T.D.: Good question Kel. Yes is the simple answer. We currently have world best practice laws and regulation in regards to our marine resources and environment. Bag limits, size limits, pollution controls let alone mention our own codes of conducts and self management when it comes to gamefishing tournaments and competitions. The goals and principals of the bio-regional planning state the introduction of the new marine reserves should “further enhance the existing protection” meaning, yes the new parks “should” be adjacent to existing state based marine parks! ie: Port Stephens Great Lakes Marine Park Area!!!!!
Kelly: Is there any factual truth to the comment from Bob Brown that we have severely overfished species such as marlin (and tuna, etc)? What is the science here?
T.D.: No, we are waiting for him to divulge his sources. Basically he has no credible scientific proof. Unless you announce disasters, no one will listen!
Kelly: Are the the current closures achieving the desired effect? (ie. do closures work?)
T.D.: Dr. Walter Starck says “At present, no need for or benefit from, extensive MPAs has been shown to exist and it would be prudent to await the accumulation of further knowledge to implement them over time in accord with increasing knowledge.
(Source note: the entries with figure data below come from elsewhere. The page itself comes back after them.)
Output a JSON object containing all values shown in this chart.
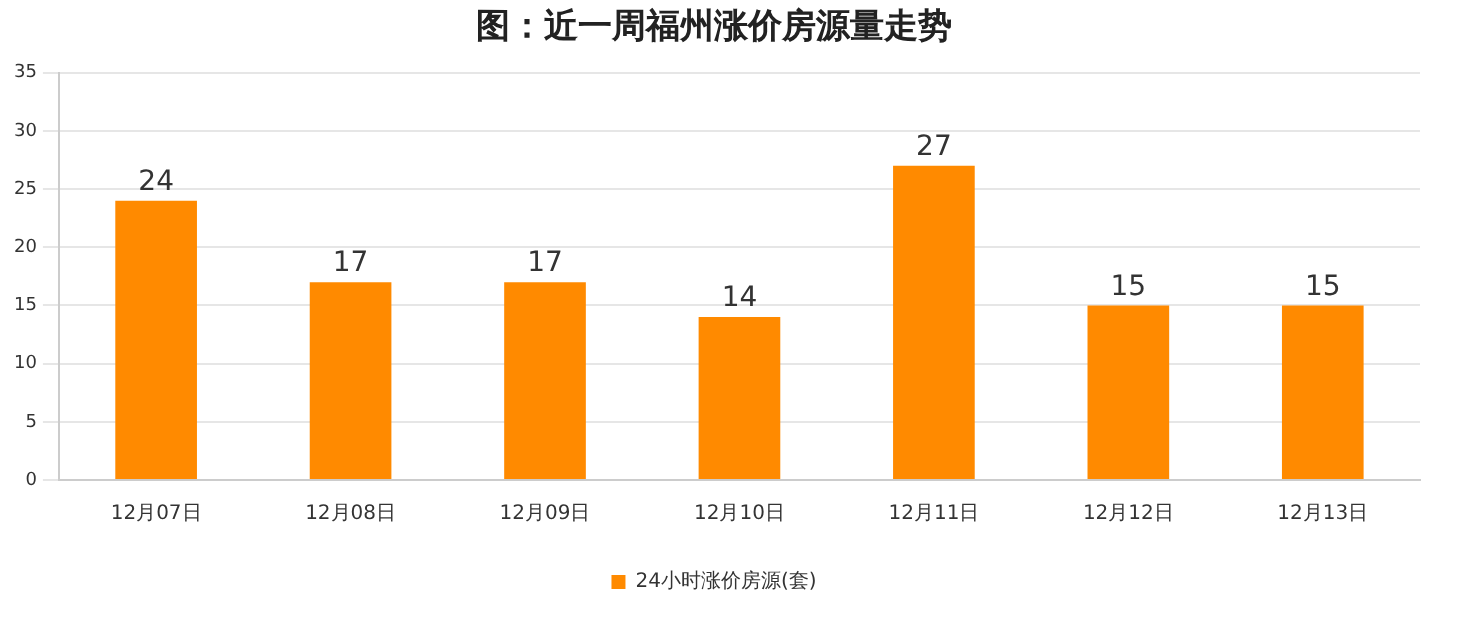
{
  "chart_data": {
    "type": "bar",
    "title": "图：近一周福州涨价房源量走势",
    "categories": [
      "12月07日",
      "12月08日",
      "12月09日",
      "12月10日",
      "12月11日",
      "12月12日",
      "12月13日"
    ],
    "series": [
      {
        "name": "24小时涨价房源(套)",
        "color": "#ff8a00",
        "values": [
          24,
          17,
          17,
          14,
          27,
          15,
          15
        ]
      }
    ],
    "ylim": [
      0,
      35
    ],
    "yticks": [
      0,
      5,
      10,
      15,
      20,
      25,
      30,
      35
    ],
    "grid": "y",
    "legend": "bottom",
    "data_labels": true
  }
}
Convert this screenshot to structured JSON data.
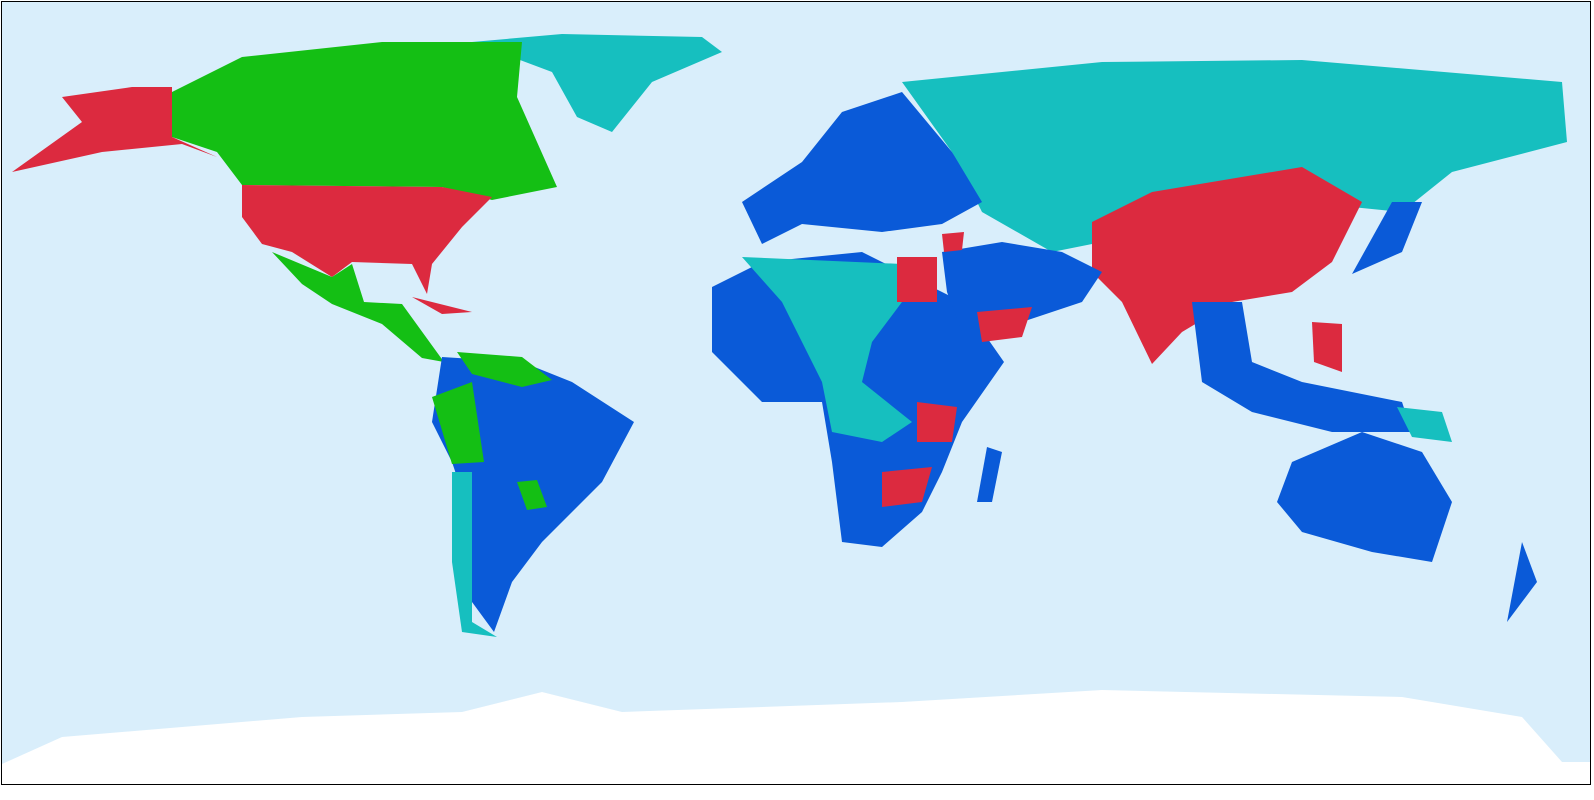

Current scientific understanding is simply not adequate for a soundly based large scale implementation of MPAs at this time. The crash program of MPA implementation amounts to large scale environmental meddling with no proper assessment of either needs or consequences. It is simply cheap pandering for green votes.”
Kelly: Why does my vote count so much? Why is my vote so important?
T.D.: Basically the Greens are in line to hold the balance of power in the Senate and with the preference deal between the ALP and the Greens already in place the only way one can secure our futures in fishing and the outdoors is to vote for the Coalition.
Information from Kelly:
VOTING ON ELECTION DAY
Like many Australian’s, I’m not terribly familiar with how the voting system works and so I’ve done a little research that I hope will clarify how this relates to the actual process of voting on election day for you, as it has for me.
In Australian Federal elections we vote:
1. For your local member for the House Of Representatives (Green Ballot). The Prime Minister of Australia is the head of the House of Representatives/Lower House in the Australian Parliament.
2. For the Senate (White Ballot). This ballot paper is split into two parts by a solid line – above the line will be a box for each party or group and below the line are boxes for every candidate, grouped by party.
If you choose to vote above the line: Vote for a political party or group by putting the number ‘1’ in one box only above the black line. In Queensland, as an alternative to the Coalition (Liberal or National Party), you can instead vote for the Australian Fishing & Lifestyle Party and also be confident your preferences will not be going to the Labour Party or the Greens. In Queensland the Australian Fishing & Lifestyle Party has two candidates running for the Australian Senate – Dr. Mike Mansfield and Mr. Keith Douglas.
If you choose to vote below the line: You must complete every box in numerical order in order to assure your preferences are allocated the way that you see fit. If you miss a box or if you mess up your numbering sequence then your vote becomes invalid and won’t be counted.